Bondo - Print Selections (Album Review)

LA-based four-piece Bondo make delicately robust music on their debut album Print Selections. If "delicately robust" sounds like an oxymoron to you, that's because it is. The group's music is contradictory in that it is both gentle and edgy, innocent and sinister, and lulls the listener into a strange world full of rudimentary riffs, barely-sung vocals, and workhorse percussion. There are references to be made to Unwound, Polvo, and Slint in Bondo's darkly lit post-rock, but this group seems uninterested in ticking any boxes, and most of Print Selections sounds highly expressionistic. Following 2021's 77 EP, the eight tracks on the group's first full-length album whizz by in an alluring stew of moody jams and slacker intentions that can disorient your day. 

From the slowcore opening track "Container", a short and hypnotic blast of bass tones, wandering guitars, and excellent hi-hat work that sets out the mission for the album (shroud accessible ostinatos in clouds of abstraction), to the closing track "Pipecleaner", which sees amplifier noise and low-in-the-mix guitars colour a piece led by simple and pulsating drums. 


It can sometimes feel like it lacks substance, as though you're talking to someone incapable of forming coherent sentences. This doesn't render the album unenjoyable. On the contrary, this ambiguity means the music is open to interpretation. The listener can attach import to the oscillations of "Mind Room" or beauty to the frailty of "New Brain", essentially a straight-forward rock song in disguise, obscured by passages that go on longer than their notation warrants.  

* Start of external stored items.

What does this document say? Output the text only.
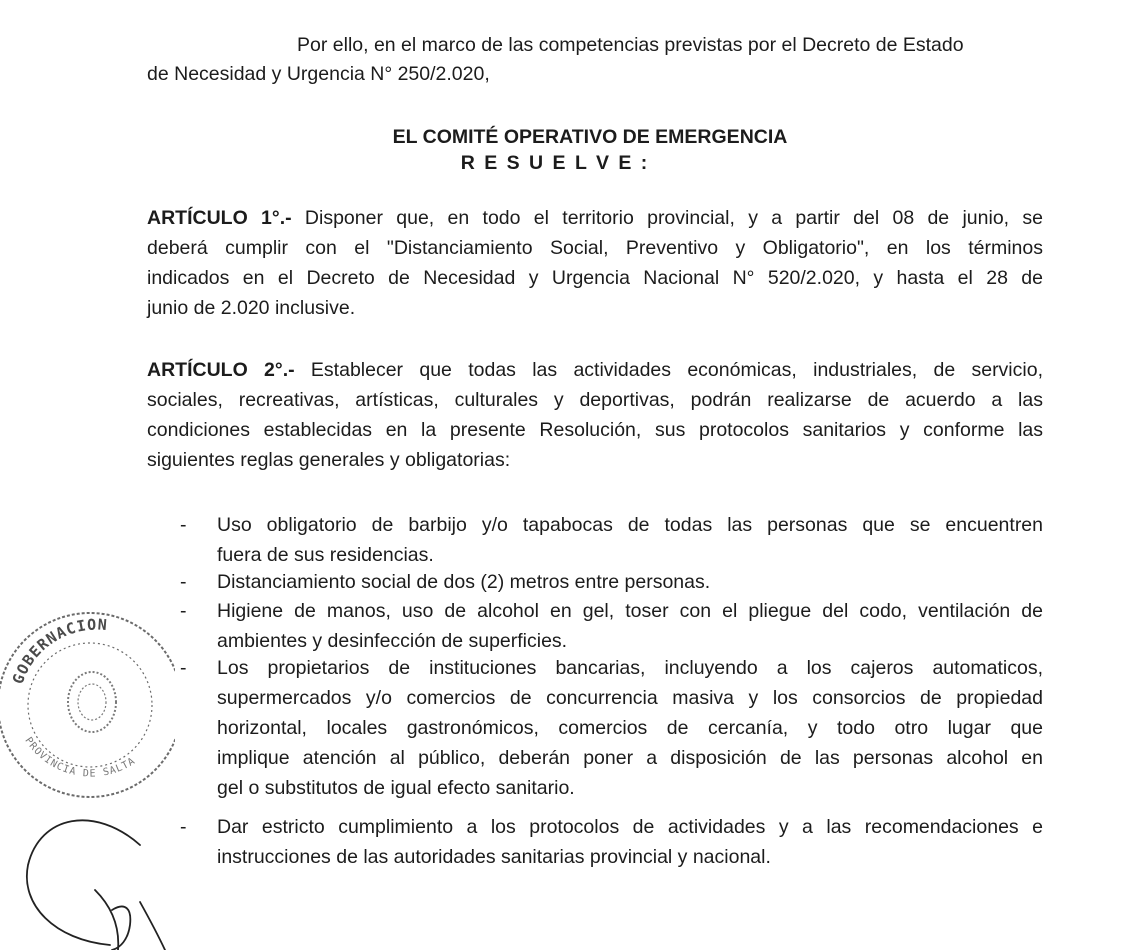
Por ello, en el marco de las competencias previstas por el Decreto de Estado
de Necesidad y Urgencia N° 250/2.020,
EL COMITÉ OPERATIVO DE EMERGENCIA
R E S U E L V E :
ARTÍCULO 1°.- Disponer que, en todo el territorio provincial, y a partir del 08 de junio, se
deberá cumplir con el "Distanciamiento Social, Preventivo y Obligatorio", en los términos
indicados en el Decreto de Necesidad y Urgencia Nacional N° 520/2.020, y hasta el 28 de
junio de 2.020 inclusive.
ARTÍCULO 2°.- Establecer que todas las actividades económicas, industriales, de servicio,
sociales, recreativas, artísticas, culturales y deportivas, podrán realizarse de acuerdo a las
condiciones establecidas en la presente Resolución, sus protocolos sanitarios y conforme las
siguientes reglas generales y obligatorias:
- Uso obligatorio de barbijo y/o tapabocas de todas las personas que se encuentren
fuera de sus residencias.
- Distanciamiento social de dos (2) metros entre personas.
- Higiene de manos, uso de alcohol en gel, toser con el pliegue del codo, ventilación de
ambientes y desinfección de superficies.
- Los propietarios de instituciones bancarias, incluyendo a los cajeros automaticos,
supermercados y/o comercios de concurrencia masiva y los consorcios de propiedad
horizontal, locales gastronómicos, comercios de cercanía, y todo otro lugar que
implique atención al público, deberán poner a disposición de las personas alcohol en
gel o substitutos de igual efecto sanitario.
- Dar estricto cumplimiento a los protocolos de actividades y a las recomendaciones e
instrucciones de las autoridades sanitarias provincial y nacional.
GOBERNACION
PROVINCIA DE SALTA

"Egoizing" offers the group's most carefully packaged and memorable effort, as a simple melody is doubled by the guitar and voice before the guitars engage in deceptively complex counterplay. "Instrument" is the fastest track, though the timing seems to fluctuate as much as the message of the music. This album was self-produced by the band, who have lent their slacker personality to proceedings. This is most clearly heard in the In Uteroesque discordance of "Zion Gate" or the childlike snappiness of "Lo Tek", which takes less than two minutes to bop up and down with whack-a-mole uncertainty. 


Print Selections is not an instantly likeable album, nor an easily digestible one. However, allow these jams to slowly stew in the brain, and you'll be rewarded with a contagiously unaffected attitude.